The film, financed by right-wing politician Geert Wilders, will reveal the Koran as a source of "inspiration for intolerance, murder and terror," Wilders said.
The anticipated screening has already sparked international protests. Although no one has seen the film yet, there are rumors Wilders will tear up or burn the Koran in it. If that was true, Ahmad Badr al-Din Hassoun, the Grand Mufti of Syria, said earlier this month at the European Parliament in Strasbourg, "this will simply mean he is inciting wars and bloodshed. ... It is the responsibility of the Dutch people to stop him."
On Monday, an Iranian lawmaker warned The Hague not to allow the screening of the film.
"If the Netherlands will allow the broadcast of this movie, the Iranian Parliament will request to reconsider our relationship with (the Dutch government)," said Alaeddin Boroujerdi, head of the Iranian security and foreign policy commission, according to Iran's federal news agency IRNA. "In Iran, insulting Islam is a very sensitive matter and if the movie is broadcast it will arouse a wave of popular hate that will be directed towards any government that insults Islam."
The Dutch government seems to think in the same terms.
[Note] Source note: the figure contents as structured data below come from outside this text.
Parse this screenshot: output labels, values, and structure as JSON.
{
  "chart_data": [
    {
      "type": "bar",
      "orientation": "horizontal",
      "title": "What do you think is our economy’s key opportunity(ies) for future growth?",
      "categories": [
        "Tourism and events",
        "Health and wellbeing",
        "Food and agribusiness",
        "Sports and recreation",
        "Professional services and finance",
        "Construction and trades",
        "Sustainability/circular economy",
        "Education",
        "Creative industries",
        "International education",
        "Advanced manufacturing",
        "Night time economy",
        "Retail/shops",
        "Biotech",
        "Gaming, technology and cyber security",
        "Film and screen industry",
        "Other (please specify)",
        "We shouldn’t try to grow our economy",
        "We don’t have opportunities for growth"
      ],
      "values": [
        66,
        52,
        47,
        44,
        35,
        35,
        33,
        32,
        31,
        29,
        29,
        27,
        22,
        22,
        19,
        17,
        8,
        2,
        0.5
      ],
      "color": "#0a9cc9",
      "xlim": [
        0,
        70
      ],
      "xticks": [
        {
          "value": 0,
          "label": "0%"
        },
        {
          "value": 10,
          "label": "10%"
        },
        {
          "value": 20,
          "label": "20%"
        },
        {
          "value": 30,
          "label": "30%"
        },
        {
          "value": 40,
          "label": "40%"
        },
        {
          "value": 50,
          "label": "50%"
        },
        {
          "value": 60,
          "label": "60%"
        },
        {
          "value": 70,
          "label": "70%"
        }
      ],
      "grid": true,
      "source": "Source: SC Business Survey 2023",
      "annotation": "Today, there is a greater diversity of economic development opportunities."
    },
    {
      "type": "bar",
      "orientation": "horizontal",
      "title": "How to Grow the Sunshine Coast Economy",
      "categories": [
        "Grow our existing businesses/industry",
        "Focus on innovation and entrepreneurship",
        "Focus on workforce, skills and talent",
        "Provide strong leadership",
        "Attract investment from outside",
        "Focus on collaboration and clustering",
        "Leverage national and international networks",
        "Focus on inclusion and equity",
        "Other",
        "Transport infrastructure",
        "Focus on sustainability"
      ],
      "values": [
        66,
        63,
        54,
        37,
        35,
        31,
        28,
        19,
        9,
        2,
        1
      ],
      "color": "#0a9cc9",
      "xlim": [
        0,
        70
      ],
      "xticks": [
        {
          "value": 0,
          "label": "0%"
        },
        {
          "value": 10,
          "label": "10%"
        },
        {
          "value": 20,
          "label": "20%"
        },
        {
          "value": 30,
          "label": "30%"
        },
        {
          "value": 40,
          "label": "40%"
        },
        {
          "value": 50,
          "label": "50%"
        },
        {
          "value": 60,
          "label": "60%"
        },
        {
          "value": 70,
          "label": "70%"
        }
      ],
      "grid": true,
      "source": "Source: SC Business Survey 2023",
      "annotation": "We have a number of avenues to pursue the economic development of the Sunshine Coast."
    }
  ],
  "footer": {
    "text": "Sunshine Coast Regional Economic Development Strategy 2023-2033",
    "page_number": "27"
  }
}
It fears a crisis similar to the one sparked by the publication of cartoons depicting the Prophet Mohammad in Danish -- and later European -- newspapers two years ago, when Danish products were boycotted, Danish embassies set on fire and dozens of people died in violent protests all over the world.
To be prepared for all eventualities, the Dutch government over the past days summoned its key ministers and officials linked to security issues. The Hague has compiled a secret document (which the Dutch media said it has obtained) detailing emergency measures in case of riots or attacks, including short-term evacuations of Dutch embassies and citizens from the Middle East. Apparently, imams in several large Dutch cities have already had to calm Muslims angry over the news of the film.
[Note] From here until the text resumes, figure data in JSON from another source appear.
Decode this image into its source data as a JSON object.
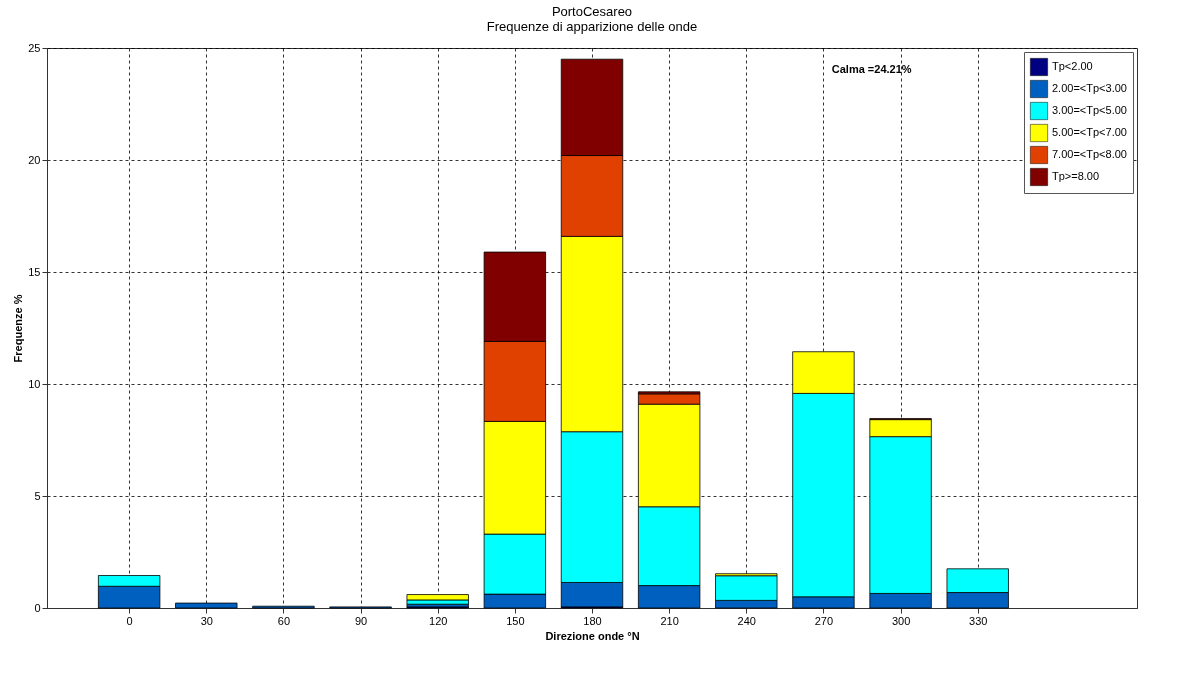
{
  "chart_data": {
    "type": "bar",
    "stacked": true,
    "title": "PortoCesareo",
    "subtitle": "Frequenze di apparizione delle onde",
    "xlabel": "Direzione onde °N",
    "ylabel": "Frequenze %",
    "x": [
      0,
      30,
      60,
      90,
      120,
      150,
      180,
      210,
      240,
      270,
      300,
      330
    ],
    "xlim": [
      -30,
      390
    ],
    "xticks": [
      0,
      30,
      60,
      90,
      120,
      150,
      180,
      210,
      240,
      270,
      300,
      330
    ],
    "ylim": [
      0,
      25
    ],
    "yticks": [
      0,
      5,
      10,
      15,
      20,
      25
    ],
    "series": [
      {
        "name": "Tp<2.00",
        "color": "#000080",
        "values": [
          null,
          null,
          null,
          null,
          0.05,
          null,
          0.05,
          null,
          null,
          null,
          null,
          null
        ]
      },
      {
        "name": "2.00=<Tp<3.00",
        "color": "#0060c0",
        "values": [
          0.97,
          0.22,
          0.08,
          0.05,
          0.12,
          0.62,
          1.09,
          1.0,
          0.34,
          0.5,
          0.65,
          0.69
        ]
      },
      {
        "name": "3.00=<Tp<5.00",
        "color": "#00ffff",
        "values": [
          0.48,
          null,
          null,
          null,
          0.19,
          2.68,
          6.73,
          3.52,
          1.1,
          9.08,
          7.0,
          1.06
        ]
      },
      {
        "name": "5.00=<Tp<7.00",
        "color": "#ffff00",
        "values": [
          null,
          null,
          null,
          null,
          0.24,
          5.03,
          8.72,
          4.58,
          0.09,
          1.86,
          0.76,
          null
        ]
      },
      {
        "name": "7.00=<Tp<8.00",
        "color": "#e04000",
        "values": [
          null,
          null,
          null,
          null,
          null,
          3.57,
          3.61,
          0.46,
          null,
          null,
          0.05,
          null
        ]
      },
      {
        "name": "Tp>=8.00",
        "color": "#800000",
        "values": [
          null,
          null,
          null,
          null,
          null,
          3.99,
          4.3,
          0.09,
          null,
          null,
          null,
          null
        ]
      }
    ],
    "annotations": [
      "Calma =24.21%"
    ],
    "grid": true,
    "legend": "top right"
  }
}
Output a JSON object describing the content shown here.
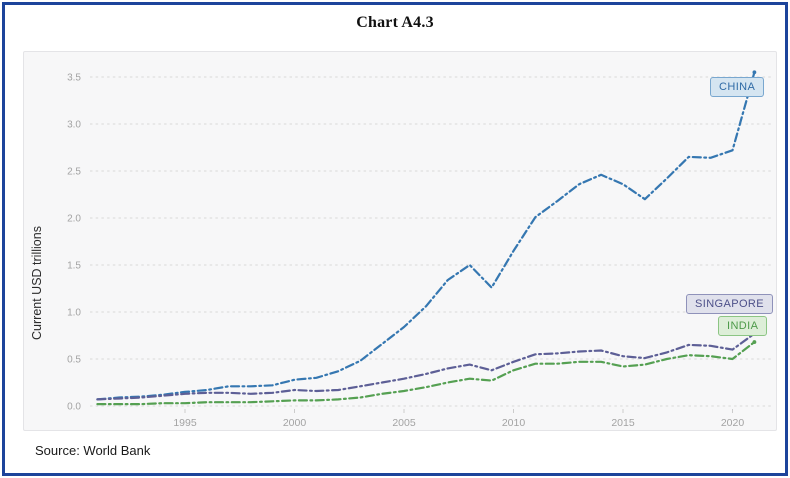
{
  "title": "Chart A4.3",
  "source_note": "Source: World Bank",
  "chart_data": {
    "type": "line",
    "title": "Chart A4.3",
    "xlabel": "",
    "ylabel": "Current USD trillions",
    "ylim": [
      0,
      3.6
    ],
    "yticks": [
      0.0,
      0.5,
      1.0,
      1.5,
      2.0,
      2.5,
      3.0,
      3.5
    ],
    "xticks": [
      1995,
      2000,
      2005,
      2010,
      2015,
      2020
    ],
    "grid": "horizontal dashed",
    "line_style": "dash-dot",
    "legend_position": "labels at line ends (right side)",
    "source": "World Bank",
    "x": [
      1991,
      1992,
      1993,
      1994,
      1995,
      1996,
      1997,
      1998,
      1999,
      2000,
      2001,
      2002,
      2003,
      2004,
      2005,
      2006,
      2007,
      2008,
      2009,
      2010,
      2011,
      2012,
      2013,
      2014,
      2015,
      2016,
      2017,
      2018,
      2019,
      2020,
      2021
    ],
    "series": [
      {
        "name": "CHINA",
        "color": "#3577b1",
        "label_bg": "#d5e5f1",
        "label_border": "#79a7cf",
        "label_text": "#2f6ba6",
        "values": [
          0.07,
          0.09,
          0.1,
          0.12,
          0.15,
          0.17,
          0.21,
          0.21,
          0.22,
          0.28,
          0.3,
          0.37,
          0.48,
          0.66,
          0.84,
          1.06,
          1.34,
          1.5,
          1.26,
          1.65,
          2.01,
          2.18,
          2.36,
          2.46,
          2.36,
          2.2,
          2.42,
          2.65,
          2.64,
          2.72,
          3.55
        ]
      },
      {
        "name": "SINGAPORE",
        "color": "#5d5f96",
        "label_bg": "#e0e1ec",
        "label_border": "#8f92ba",
        "label_text": "#4d5089",
        "values": [
          0.07,
          0.08,
          0.09,
          0.11,
          0.13,
          0.14,
          0.14,
          0.13,
          0.14,
          0.17,
          0.16,
          0.17,
          0.21,
          0.25,
          0.29,
          0.34,
          0.4,
          0.44,
          0.38,
          0.47,
          0.55,
          0.56,
          0.58,
          0.59,
          0.53,
          0.51,
          0.57,
          0.65,
          0.64,
          0.6,
          0.77
        ]
      },
      {
        "name": "INDIA",
        "color": "#55a052",
        "label_bg": "#ddeed8",
        "label_border": "#8cc584",
        "label_text": "#4d9a49",
        "values": [
          0.02,
          0.02,
          0.02,
          0.03,
          0.03,
          0.04,
          0.04,
          0.04,
          0.05,
          0.06,
          0.06,
          0.07,
          0.09,
          0.13,
          0.16,
          0.2,
          0.25,
          0.29,
          0.27,
          0.38,
          0.45,
          0.45,
          0.47,
          0.47,
          0.42,
          0.44,
          0.5,
          0.54,
          0.53,
          0.5,
          0.68
        ]
      }
    ]
  }
}
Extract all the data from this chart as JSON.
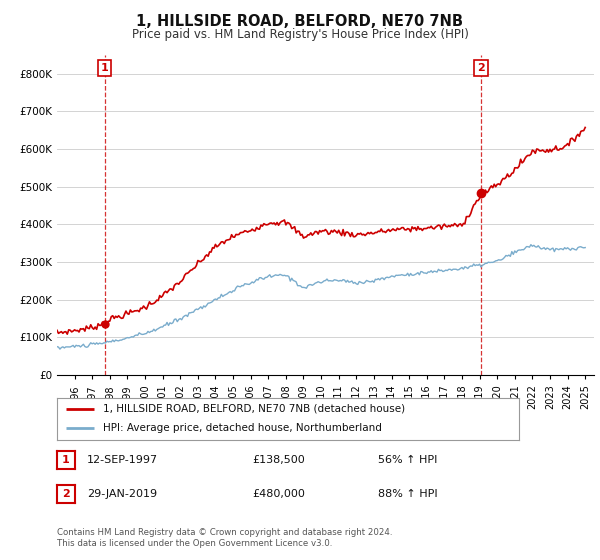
{
  "title": "1, HILLSIDE ROAD, BELFORD, NE70 7NB",
  "subtitle": "Price paid vs. HM Land Registry's House Price Index (HPI)",
  "legend_line1": "1, HILLSIDE ROAD, BELFORD, NE70 7NB (detached house)",
  "legend_line2": "HPI: Average price, detached house, Northumberland",
  "transaction1_date": "12-SEP-1997",
  "transaction1_price": "£138,500",
  "transaction1_hpi": "56% ↑ HPI",
  "transaction2_date": "29-JAN-2019",
  "transaction2_price": "£480,000",
  "transaction2_hpi": "88% ↑ HPI",
  "footnote1": "Contains HM Land Registry data © Crown copyright and database right 2024.",
  "footnote2": "This data is licensed under the Open Government Licence v3.0.",
  "red_line_color": "#cc0000",
  "blue_line_color": "#7aaccc",
  "vline_color": "#cc0000",
  "grid_color": "#cccccc",
  "background_color": "#ffffff",
  "ylim": [
    0,
    850000
  ],
  "yticks": [
    0,
    100000,
    200000,
    300000,
    400000,
    500000,
    600000,
    700000,
    800000
  ],
  "ytick_labels": [
    "£0",
    "£100K",
    "£200K",
    "£300K",
    "£400K",
    "£500K",
    "£600K",
    "£700K",
    "£800K"
  ],
  "transaction1_year": 1997.7,
  "transaction2_year": 2019.08
}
"We are ready to react quickly, it is our role to be prepared for calamities," Dutch Prime Minister Jan-Peter Balkenende told journalists at his weekly news briefing.
While a state-funded TV station has already recalled its promise to air the movie, Wilders, the most prominent member of the far-right Freedom Party, or VVD, has vowed to broadcast his film -- on a smaller TV station or on the Internet via YouTube -- whatever the pressure may be.
The Netherlands has had a history of violence connected to anti-Islam statements, and thus, officials there are particularly vigilant.
In November 2004 in Amsterdam, a Dutch teenager from Moroccan descent stabbed to death and nearly decapitated the filmmaker Theo Van Gogh after the airing of his controversial film "Submission," which criticized the suppression of women in Islamic culture.
Van Gogh had made the film together with prominent Somalia-born Islam critic Ayaan Hirsi Ali, then a Dutch lawmaker, who lives in self-imposed exile in Washington. Yet even Hirsi Ali has criticized Wilder's film as provocative and warned the Dutch government not to leave the field of debating integration of immigrants to extremists.
Wilders, however, has managed to grab all the headlines. The 42-year-old, infamous for his big platinum blond hair, sees himself as continuing the struggle of the late right-wing populist politician Pim Fortuyn, who was shot in 2002 by an animal-rights activist.
Wilders in the past years raised eyebrows with very controversial statements concerning Islam, saying the Koran was inciting hatred and fascism, and warning of an Islamization that was washing over the Netherlands like "a tsunami."
Dutch embassies all over the world have been told to highlight that the Dutch government is not backing the message of the film or any of Wilders' statements. While Prime Minister Jan-Peter Balkenende fears that the film is able to "threaten the public order, the security and our economy," he said he cannot and does not want to censor the movie, citing the country's tradition of free speech.
At the same time, there is Holland's "tradition of respect, tolerance and responsibility. And absurd insults of certain groups are not part of that," Balkenende said in reference to Wilders' film.